Народная религиозность в спектаклях Гротовского пускала в ход образы насилия и унижения; она была наделена инстинктивной энергией садистских актов преследования и мазохистских реакций подчинения. Более того, Гротовский, как представляется, никогда не был особо восприимчив к карнавальному, всепрощающему оптимизму народной культуры и к ее регенерационным мифам. Как раз наоборот: навязчивым образом он проявлял таящийся в ней элемент насилия, стихию открытой агрессии одновременно с ее сексуальным потенциалом. Садомазохистский фантазм, как правило, был доведен до непристойной крайности: изнасилования, разрядки сексуальной энергии, оргазма по обе стороны (как у жертвы, так и у ее преследователей). Это означает, что спектакли Гротовского выражали не только отвращение по отношению к инстинктам человеческого сообщества, но также и атавистическое желание слиться с ним даже ценой крайнего унижения или самоуничтожения. Размонтирование отцовской метафоры не осталось без последствий: сообщество ассоциируется с лоном матери. На втором плане рисовалась непристойная картина: жертва льнет к своим преследователям, происходит чувственное расплавление в архаичной общности. Тут, как я предполагаю, бил источник отвращения, который зрительный зал мог и, как утверждал Гротовский, должен был чувствовать. Но тут же рождалось и регрессивное чувство безопасности, основанное на самоуничтожении в мифической общности. Чтобы обнаружить эту потребность сообщества в регрессивной идентификации с мифом и ее тотальный характер, Гротовский не останавливался перед тем, чтобы сослаться на фашистскую риторику мифа и крови, говоря в 1964 году (а это как раз год премьеры «Этюда о Гамлете») о национальных мифах, «присутствие которых мы чувствуем у себя в крови»[528]

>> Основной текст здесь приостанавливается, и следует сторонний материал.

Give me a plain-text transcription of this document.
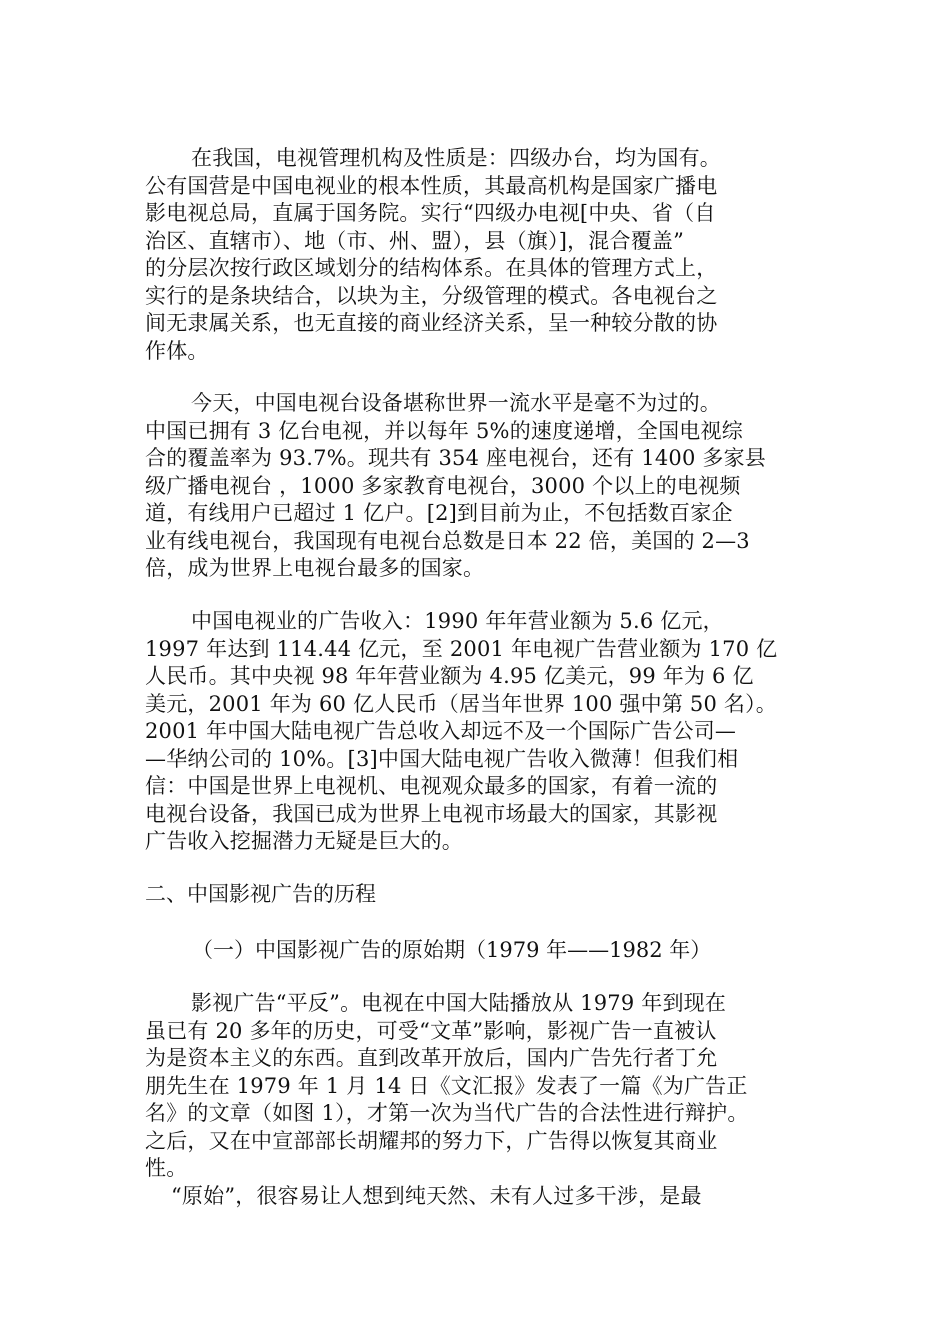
在我国，电视管理机构及性质是：四级办台，均为国有。
公有国营是中国电视业的根本性质，其最高机构是国家广播电
影电视总局，直属于国务院。实行“四级办电视[中央、省（自
治区、直辖市）、地（市、州、盟），县（旗）]，混合覆盖”
的分层次按行政区域划分的结构体系。在具体的管理方式上，
实行的是条块结合，以块为主，分级管理的模式。各电视台之
间无隶属关系，也无直接的商业经济关系，呈一种较分散的协
作体。
今天，中国电视台设备堪称世界一流水平是毫不为过的。
中国已拥有 3 亿台电视，并以每年 5%的速度递增，全国电视综
合的覆盖率为 93.7%。现共有 354 座电视台，还有 1400 多家县
级广播电视台 ，1000 多家教育电视台，3000 个以上的电视频
道，有线用户已超过 1 亿户。[2]到目前为止，不包括数百家企
业有线电视台，我国现有电视台总数是日本 22 倍，美国的 2—3
倍，成为世界上电视台最多的国家。
中国电视业的广告收入：1990 年年营业额为 5.6 亿元，
1997 年达到 114.44 亿元，至 2001 年电视广告营业额为 170 亿
人民币。其中央视 98 年年营业额为 4.95 亿美元，99 年为 6 亿
美元，2001 年为 60 亿人民币（居当年世界 100 强中第 50 名）。
2001 年中国大陆电视广告总收入却远不及一个国际广告公司—
—华纳公司的 10%。[3]中国大陆电视广告收入微薄！但我们相
信：中国是世界上电视机、电视观众最多的国家，有着一流的
电视台设备，我国已成为世界上电视市场最大的国家，其影视
广告收入挖掘潜力无疑是巨大的。
二、中国影视广告的历程
（一）中国影视广告的原始期（1979 年——1982 年）
影视广告“平反”。电视在中国大陆播放从 1979 年到现在
虽已有 20 多年的历史，可受“文革”影响，影视广告一直被认
为是资本主义的东西。直到改革开放后，国内广告先行者丁允
朋先生在 1979 年 1 月 14 日《文汇报》发表了一篇《为广告正
名》的文章（如图 1），才第一次为当代广告的合法性进行辩护。
之后，又在中宣部部长胡耀邦的努力下，广告得以恢复其商业
性。
“原始”，很容易让人想到纯天然、未有人过多干涉，是最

. Однако он умел провести такой анализ своих собственных действий, какой по отношению к Вагнеру произвел Теодор Адорно. Автор «Диалектики просвещения» в написанном еще до войны труде утверждал, что у истоков столь поздно реактивированных мифов общности в эпоху модернизма находится переживание отвращения к самим себе, перенесенное на фигуру иного — еврея[529].Еврей в стереотипных представлениях польского народа был кем-то немужественным, слабым, трусливым. Не был мужчиной — и благодаря этому легко становился жертвой общественного насилия. Польская народная культура знает много воплощений этого фантазма, а польская деревня стала сценой антииудейских эксцессов, прижившихся настолько, чтобы им мог быть гарантирован статус безнаказанности, «невинности», статус без конца возобновляемой комедийной интермедии в рамках коллективных и религиозных ритуалов. Об этом, в частности, писали Алина Цала и Иоанна Токарская-Бакир, особенно в связи с народным обычаем «вешанья Иуды»[530]

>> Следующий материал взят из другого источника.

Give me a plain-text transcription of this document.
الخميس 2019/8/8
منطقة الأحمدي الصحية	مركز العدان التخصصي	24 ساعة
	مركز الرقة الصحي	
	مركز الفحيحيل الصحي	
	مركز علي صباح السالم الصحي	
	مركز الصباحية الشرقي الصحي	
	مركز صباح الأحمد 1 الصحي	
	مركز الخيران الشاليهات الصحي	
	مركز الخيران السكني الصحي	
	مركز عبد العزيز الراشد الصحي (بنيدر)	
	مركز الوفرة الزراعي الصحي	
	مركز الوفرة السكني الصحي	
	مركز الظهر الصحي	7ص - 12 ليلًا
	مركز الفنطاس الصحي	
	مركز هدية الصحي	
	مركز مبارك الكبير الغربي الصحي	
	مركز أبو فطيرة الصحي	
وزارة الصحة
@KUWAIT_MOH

. В глазах преследователей ритуализированные акты насилия не скрывали в себе ничего предосудительного, носили характер обычая; в них привычно видели исключительно их комические черты. Все этнографические и антропологические исследования, как представляется, показывают, что аспект реального насилия поддавался тут полному вытеснению или же попросту отрицался.То, насколько опасным образом живы в польской народной культуре стереотипы и представления, связанные с фигурой еврея, стало ясно во время Катастрофы и сразу после нее (хотя бы в серии послевоенных погромов). Ожили, например, пребывавшие долгое время в латентном состоянии легенды о ритуальных убийствах, становясь импульсом погромных акций — хотя это только ярчайший пример гораздо более сложносоставного явления. «Закодированные в культуре инстинкты, перенесенные в новые военные условия, стали причиной преступлений, оценить которые совесть, воспитанная в традиционной агрессивности, оказалась не в состоянии»[531]
. Традиционные модели культурного поведения по отношению к еврейской инаковости могли как подталкивать к реальному насилию, так и сделать возможным для значительной части польского общества оправдание собственного безразличия или враждебности по отношению к подвергающимся уничтожению евреям. Что означает также и то, что факт самой Катастрофы только в незначительной степени модифицировал традиционные представления, придавая им, однако, новую жизненную силу и прежде всего новую функцию — прекрасно работающих защитных механизмов.